Is it possible to do this in one scan after preprocessing the triplets with some clever data structures? [[EPI300]] may have a solution. Here’s my own proposal —

Pre-sort the N buildings into a list by L_i, and sort the same buildings into another list by R_i, and merge the 2 lists into a big sorted list of 2N pointers to N unique objects. Each building shows up twice. Each of the 2N entries consists of {building_object_id, x, boolean flag left_or_right }. We will go through this big list one-pass.

I convert this list into a sequence of “events” as we move along the x-axis. That’s why all left/right edges must be sorted into a single sequence.

Main scan — As we hit the left edge of a building, we include this building in the Alive container (probably a BST). In Alive, we keep the buildings sorted by height. We also maintain a lookup table { building_id, pointer/iterator into Alive}. As we hit the right edge of a building, we remove it from Alive. (No need to remove from lookup since we won’t see the same building again.)

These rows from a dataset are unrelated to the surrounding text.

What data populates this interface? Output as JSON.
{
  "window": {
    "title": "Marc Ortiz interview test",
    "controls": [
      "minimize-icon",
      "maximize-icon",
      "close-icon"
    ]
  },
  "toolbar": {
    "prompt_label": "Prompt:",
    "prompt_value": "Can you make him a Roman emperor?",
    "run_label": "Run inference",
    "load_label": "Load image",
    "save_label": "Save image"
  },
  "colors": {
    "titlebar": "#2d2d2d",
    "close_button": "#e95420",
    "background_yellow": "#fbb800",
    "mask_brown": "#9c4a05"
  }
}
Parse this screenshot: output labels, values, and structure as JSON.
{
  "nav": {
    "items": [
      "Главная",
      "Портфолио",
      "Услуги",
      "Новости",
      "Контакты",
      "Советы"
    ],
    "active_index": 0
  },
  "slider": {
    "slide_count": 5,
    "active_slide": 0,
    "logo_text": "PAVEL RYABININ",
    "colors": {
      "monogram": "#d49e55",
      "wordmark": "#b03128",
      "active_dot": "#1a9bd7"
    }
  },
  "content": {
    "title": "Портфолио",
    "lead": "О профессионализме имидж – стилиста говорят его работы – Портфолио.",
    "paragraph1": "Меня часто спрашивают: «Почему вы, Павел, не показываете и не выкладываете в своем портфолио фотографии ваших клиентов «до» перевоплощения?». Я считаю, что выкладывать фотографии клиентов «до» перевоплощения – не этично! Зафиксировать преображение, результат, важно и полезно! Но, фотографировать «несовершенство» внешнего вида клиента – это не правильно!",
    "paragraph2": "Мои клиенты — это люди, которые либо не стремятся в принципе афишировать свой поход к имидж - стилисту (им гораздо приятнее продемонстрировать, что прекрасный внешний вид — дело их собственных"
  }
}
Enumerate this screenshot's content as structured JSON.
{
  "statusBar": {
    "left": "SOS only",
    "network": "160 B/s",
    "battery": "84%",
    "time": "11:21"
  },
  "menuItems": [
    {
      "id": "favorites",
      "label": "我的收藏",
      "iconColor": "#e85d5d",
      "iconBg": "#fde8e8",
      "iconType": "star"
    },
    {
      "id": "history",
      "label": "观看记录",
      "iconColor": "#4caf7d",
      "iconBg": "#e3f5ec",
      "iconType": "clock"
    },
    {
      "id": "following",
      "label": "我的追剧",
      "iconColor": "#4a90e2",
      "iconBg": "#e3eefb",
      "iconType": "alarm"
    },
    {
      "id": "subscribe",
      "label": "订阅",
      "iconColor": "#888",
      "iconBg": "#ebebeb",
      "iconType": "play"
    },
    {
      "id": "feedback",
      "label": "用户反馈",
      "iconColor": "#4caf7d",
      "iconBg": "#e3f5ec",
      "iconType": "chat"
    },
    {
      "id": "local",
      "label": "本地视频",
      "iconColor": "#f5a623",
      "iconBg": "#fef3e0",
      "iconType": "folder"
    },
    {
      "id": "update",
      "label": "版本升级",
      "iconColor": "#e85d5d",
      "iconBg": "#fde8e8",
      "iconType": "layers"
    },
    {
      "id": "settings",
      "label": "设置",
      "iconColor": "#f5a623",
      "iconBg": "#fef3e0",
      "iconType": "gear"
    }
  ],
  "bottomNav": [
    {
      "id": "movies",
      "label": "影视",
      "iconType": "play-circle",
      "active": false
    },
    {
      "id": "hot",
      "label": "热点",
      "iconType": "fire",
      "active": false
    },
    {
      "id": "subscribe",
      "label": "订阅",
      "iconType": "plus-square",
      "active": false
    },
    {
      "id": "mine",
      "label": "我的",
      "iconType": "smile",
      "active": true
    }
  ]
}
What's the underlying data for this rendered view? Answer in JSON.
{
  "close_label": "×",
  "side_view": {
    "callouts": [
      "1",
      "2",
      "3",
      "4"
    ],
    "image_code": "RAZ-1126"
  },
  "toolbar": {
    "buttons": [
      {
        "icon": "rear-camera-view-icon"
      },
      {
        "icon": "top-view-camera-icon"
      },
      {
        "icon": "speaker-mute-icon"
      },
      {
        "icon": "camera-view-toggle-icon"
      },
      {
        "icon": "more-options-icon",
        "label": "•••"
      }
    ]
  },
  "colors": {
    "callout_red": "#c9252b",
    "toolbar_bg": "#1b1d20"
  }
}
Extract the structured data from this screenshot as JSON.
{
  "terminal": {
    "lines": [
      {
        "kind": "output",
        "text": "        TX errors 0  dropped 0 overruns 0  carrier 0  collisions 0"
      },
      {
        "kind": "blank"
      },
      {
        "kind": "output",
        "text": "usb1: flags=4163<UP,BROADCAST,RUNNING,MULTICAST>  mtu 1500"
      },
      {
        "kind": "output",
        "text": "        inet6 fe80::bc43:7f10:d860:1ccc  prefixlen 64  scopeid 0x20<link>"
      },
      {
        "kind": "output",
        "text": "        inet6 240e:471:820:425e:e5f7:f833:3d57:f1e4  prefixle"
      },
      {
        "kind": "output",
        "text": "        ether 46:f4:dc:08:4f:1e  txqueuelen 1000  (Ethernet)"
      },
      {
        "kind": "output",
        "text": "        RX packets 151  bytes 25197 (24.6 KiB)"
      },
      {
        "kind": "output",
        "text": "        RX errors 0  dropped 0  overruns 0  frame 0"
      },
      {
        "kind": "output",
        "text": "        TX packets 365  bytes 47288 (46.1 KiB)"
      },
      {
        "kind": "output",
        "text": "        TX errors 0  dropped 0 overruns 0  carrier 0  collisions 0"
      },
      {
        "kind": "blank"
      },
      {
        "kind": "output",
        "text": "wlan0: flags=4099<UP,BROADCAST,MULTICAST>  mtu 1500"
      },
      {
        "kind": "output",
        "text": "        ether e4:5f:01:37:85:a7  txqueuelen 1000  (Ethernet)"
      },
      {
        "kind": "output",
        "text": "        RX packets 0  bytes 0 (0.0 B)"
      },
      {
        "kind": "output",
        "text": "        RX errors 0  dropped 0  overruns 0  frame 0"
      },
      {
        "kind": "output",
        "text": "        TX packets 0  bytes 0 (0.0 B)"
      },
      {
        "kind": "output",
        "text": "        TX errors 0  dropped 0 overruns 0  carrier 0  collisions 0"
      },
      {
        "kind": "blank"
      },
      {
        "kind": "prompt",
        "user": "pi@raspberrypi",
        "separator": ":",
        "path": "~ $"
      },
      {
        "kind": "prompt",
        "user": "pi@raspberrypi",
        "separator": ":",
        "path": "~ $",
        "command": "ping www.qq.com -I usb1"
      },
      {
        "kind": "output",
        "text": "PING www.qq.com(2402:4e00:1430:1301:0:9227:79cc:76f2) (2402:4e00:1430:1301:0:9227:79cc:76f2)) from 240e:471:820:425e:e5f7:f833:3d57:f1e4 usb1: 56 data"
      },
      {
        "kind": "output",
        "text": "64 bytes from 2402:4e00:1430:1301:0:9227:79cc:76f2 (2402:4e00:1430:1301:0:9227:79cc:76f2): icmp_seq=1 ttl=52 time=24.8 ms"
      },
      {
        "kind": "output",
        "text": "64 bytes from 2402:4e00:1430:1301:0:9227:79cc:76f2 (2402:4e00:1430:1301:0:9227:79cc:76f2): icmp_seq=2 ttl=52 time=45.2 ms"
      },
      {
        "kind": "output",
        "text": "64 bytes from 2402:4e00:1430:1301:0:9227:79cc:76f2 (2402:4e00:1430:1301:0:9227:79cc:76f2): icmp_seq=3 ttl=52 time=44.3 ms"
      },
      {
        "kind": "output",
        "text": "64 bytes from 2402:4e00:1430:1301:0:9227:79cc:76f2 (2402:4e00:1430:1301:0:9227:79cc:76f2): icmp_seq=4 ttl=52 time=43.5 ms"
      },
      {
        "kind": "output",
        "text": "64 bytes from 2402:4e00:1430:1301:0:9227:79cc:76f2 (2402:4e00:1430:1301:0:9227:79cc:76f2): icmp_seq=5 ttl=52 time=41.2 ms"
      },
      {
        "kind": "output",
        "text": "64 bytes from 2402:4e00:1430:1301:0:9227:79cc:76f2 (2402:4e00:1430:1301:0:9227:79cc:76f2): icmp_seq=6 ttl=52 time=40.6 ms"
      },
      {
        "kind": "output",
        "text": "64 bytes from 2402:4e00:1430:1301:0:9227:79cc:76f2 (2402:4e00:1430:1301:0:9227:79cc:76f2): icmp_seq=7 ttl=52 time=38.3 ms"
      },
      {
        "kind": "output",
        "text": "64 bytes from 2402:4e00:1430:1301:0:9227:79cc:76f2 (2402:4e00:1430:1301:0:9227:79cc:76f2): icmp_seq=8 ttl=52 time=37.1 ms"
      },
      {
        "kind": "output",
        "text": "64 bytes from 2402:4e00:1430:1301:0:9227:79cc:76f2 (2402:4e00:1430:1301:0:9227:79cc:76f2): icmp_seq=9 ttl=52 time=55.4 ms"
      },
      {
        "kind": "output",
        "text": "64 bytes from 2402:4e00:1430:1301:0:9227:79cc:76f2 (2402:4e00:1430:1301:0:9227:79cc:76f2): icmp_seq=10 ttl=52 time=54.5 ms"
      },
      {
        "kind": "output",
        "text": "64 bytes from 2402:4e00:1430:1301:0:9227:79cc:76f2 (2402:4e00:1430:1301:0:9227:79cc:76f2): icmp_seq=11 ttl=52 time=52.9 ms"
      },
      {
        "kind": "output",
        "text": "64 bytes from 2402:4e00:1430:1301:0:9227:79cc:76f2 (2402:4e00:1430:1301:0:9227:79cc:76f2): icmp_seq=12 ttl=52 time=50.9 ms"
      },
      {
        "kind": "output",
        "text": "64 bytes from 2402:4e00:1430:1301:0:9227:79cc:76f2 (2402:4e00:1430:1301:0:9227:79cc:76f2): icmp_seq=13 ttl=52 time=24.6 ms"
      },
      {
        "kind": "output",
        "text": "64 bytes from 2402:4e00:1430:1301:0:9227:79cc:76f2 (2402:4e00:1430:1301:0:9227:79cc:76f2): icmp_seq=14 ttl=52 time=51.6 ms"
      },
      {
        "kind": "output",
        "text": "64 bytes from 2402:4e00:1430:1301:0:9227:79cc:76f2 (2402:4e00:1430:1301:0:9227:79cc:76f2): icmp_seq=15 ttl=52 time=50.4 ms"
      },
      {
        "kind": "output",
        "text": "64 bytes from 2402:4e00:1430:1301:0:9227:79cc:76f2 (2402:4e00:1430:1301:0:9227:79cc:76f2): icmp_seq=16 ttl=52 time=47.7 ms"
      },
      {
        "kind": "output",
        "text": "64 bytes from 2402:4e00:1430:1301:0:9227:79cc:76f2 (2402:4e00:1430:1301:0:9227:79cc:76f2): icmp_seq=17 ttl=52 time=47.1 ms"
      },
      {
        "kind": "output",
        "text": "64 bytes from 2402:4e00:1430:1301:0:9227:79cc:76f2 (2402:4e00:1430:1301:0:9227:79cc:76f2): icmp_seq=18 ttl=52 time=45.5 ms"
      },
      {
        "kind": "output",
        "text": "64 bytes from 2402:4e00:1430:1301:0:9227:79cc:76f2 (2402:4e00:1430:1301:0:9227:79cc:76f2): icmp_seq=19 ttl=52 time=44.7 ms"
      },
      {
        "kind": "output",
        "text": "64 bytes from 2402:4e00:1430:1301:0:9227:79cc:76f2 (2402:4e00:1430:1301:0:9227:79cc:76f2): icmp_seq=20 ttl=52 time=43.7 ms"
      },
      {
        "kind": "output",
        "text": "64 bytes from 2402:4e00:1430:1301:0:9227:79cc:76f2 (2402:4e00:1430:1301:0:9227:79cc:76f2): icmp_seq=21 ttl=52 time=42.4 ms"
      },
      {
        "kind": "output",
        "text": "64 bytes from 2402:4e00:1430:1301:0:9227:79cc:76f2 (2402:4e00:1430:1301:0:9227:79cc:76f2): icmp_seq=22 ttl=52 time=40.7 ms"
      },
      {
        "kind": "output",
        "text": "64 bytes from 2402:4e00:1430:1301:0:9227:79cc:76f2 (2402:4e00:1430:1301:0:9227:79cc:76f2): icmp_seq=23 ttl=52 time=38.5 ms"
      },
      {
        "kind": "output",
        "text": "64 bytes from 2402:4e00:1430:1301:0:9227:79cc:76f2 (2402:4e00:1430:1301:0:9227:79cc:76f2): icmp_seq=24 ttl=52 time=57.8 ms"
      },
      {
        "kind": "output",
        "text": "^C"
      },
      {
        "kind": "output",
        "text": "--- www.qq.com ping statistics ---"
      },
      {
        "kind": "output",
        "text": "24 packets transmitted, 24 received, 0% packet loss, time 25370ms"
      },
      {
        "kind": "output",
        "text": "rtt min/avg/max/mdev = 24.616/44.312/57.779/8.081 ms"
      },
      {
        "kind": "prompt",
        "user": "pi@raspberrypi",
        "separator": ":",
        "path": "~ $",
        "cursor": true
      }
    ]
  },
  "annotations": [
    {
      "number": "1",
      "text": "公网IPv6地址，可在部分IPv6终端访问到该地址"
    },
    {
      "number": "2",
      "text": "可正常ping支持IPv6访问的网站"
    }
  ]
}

As we hit any edge, we need to determine the impact on the skyline if any. This is when we make use of the Alive system. For any edge, there’s impact iff the target building is taller than all other in Alive.

data structure to hold spreadsheet content

Q: Assume string content in each cell. As a start let’s target 1,000,000 rows by 1,000,000 columns. Goals
– memory
– random access
– growable

%%A: Intermediate solution (good habit): a 3-column DB table with a composite key (row,col). Now how do we represent this in a data structure. First attempt would be a hashmap whose key is a customized big integer. Higher 64 bits represent row numbr, while lower half col number. Value is a reference with Copy-on-write. Hash access with a given (row,col) is …. considered random access with O(1).

Now I think a second try would be a hashmap where
main key -> row number
value -> sub-hashmap, where
sub-key -> col number

The other of the twin hashmap keeps col numbers as main keys. Every update to the spreadsheet requires updates to both.